3. Clearly communicate what you need.


Don’t fear being direct – it’s what most donors want! The fact that they are supporting your organization shows that they are already invested, so show them the need and ask them to meet it!

4. Tell your story!

Why does your organization exist? What is your mission? Become an expert at collecting stories and tell them at every opportunity!  These success stories are the reason you ask and the reason your donors give – don’t keep them to yourself!

Remember: Integrate direct mail with all your other resources (website, social media, email blasts) to achieve maximum success. According to, 50% of donors are more likely to respond to direct mail when they receive multiple messages across fundraising channels to reinforce the call-to-action.

Suggestions for how to make this happen:

  • Get a story in the local paper(s) a few weeks prior to your direct mail dropping.
    Get an interview on a local, new channel or radio station a week or two before your mail drops so you are foremost in folks minds.
  • Schedule an e-newsletter/article/e-blast with a story/message similar to your direct mail appeal a week or so AFTER the direct mail drops so you catch folks who may not have opened their mail, who forgot to write that check, or didn’t have time to read it all initially.

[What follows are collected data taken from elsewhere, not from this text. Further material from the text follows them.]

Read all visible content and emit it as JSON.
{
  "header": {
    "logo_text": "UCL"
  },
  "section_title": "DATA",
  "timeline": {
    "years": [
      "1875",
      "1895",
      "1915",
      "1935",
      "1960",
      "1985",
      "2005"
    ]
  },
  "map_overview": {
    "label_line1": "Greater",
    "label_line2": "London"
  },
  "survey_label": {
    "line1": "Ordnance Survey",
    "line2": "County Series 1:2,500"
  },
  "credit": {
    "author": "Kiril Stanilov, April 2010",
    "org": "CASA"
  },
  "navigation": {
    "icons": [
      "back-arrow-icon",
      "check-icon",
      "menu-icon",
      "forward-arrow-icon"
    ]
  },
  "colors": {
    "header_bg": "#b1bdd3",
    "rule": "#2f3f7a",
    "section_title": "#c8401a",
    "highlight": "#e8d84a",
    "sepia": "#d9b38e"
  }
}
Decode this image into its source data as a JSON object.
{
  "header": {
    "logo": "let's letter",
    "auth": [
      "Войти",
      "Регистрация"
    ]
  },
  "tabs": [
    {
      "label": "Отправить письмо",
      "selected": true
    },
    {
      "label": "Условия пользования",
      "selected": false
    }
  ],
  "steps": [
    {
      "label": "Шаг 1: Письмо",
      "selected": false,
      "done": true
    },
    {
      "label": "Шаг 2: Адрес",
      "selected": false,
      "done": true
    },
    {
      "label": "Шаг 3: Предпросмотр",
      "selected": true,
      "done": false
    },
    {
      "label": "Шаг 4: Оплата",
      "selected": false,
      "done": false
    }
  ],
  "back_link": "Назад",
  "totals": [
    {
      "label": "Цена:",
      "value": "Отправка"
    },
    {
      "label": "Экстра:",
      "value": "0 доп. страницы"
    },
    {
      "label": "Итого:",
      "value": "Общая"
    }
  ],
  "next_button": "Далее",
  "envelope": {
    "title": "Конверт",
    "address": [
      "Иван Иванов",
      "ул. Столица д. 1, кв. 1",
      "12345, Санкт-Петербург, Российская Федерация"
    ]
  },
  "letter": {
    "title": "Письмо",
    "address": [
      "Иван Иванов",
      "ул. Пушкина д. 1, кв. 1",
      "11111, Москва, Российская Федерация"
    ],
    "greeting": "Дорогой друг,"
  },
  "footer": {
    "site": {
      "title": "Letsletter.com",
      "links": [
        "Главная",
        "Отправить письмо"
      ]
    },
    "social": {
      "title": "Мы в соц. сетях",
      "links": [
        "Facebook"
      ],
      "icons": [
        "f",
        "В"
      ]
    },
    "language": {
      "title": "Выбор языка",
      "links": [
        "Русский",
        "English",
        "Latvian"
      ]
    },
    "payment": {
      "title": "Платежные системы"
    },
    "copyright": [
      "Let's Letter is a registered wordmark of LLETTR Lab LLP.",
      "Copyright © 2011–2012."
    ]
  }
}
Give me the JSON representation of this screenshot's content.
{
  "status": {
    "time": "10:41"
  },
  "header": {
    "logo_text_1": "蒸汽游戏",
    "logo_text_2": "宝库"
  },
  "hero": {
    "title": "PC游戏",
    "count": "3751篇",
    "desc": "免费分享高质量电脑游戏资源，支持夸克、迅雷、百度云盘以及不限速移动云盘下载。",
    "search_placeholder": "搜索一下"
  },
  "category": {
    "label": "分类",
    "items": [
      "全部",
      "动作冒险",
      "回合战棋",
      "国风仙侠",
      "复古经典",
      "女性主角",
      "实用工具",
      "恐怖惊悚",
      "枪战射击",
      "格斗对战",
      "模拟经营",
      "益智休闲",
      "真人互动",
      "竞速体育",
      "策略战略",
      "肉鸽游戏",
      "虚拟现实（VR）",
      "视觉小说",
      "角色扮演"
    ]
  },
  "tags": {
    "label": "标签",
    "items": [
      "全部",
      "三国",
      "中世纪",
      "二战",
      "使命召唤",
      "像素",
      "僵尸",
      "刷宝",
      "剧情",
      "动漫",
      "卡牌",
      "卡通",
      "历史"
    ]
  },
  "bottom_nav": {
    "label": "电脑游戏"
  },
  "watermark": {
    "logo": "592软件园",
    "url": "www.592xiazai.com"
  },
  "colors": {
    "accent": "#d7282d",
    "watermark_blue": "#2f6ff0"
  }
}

Be sure to have a donate now button on the email.
  • Get an interview on a local, new channel or radio station a week or two before your mail drops so you are foremost in folks minds.
  • Schedule an e-newsletter/article/e-blast with a story/message similar to your direct mail appeal a week or so AFTER the direct mail drops so you catch folks who may not have opened their mail, who forgot to write that check, or didn’t have time to read it all initially. Be sure to have a donate now button on the email.
  • Update your website to have content associated with your appeal (could be on the main page, a new page, the donate now page, etc.) so folks can learn more when they visit your site. 

The more integrated your appeal, the more chances for returns on your investment of time and energy.

Next steps: How will you track the success of this appeal? How much did it cost and how much did it cost to raise a dollar? Have you segmented the metrics overall and for each segment of your appeal? What was your average gift overall and from each segment? Who is tracking this data and where?

After your appeal drops, then you need to know the next steps to donor relations that create donor retention. What is your donor relations plan? How will you thank each donor and when? What will their next donor touch be and when?

Development work is a never-ending planning project.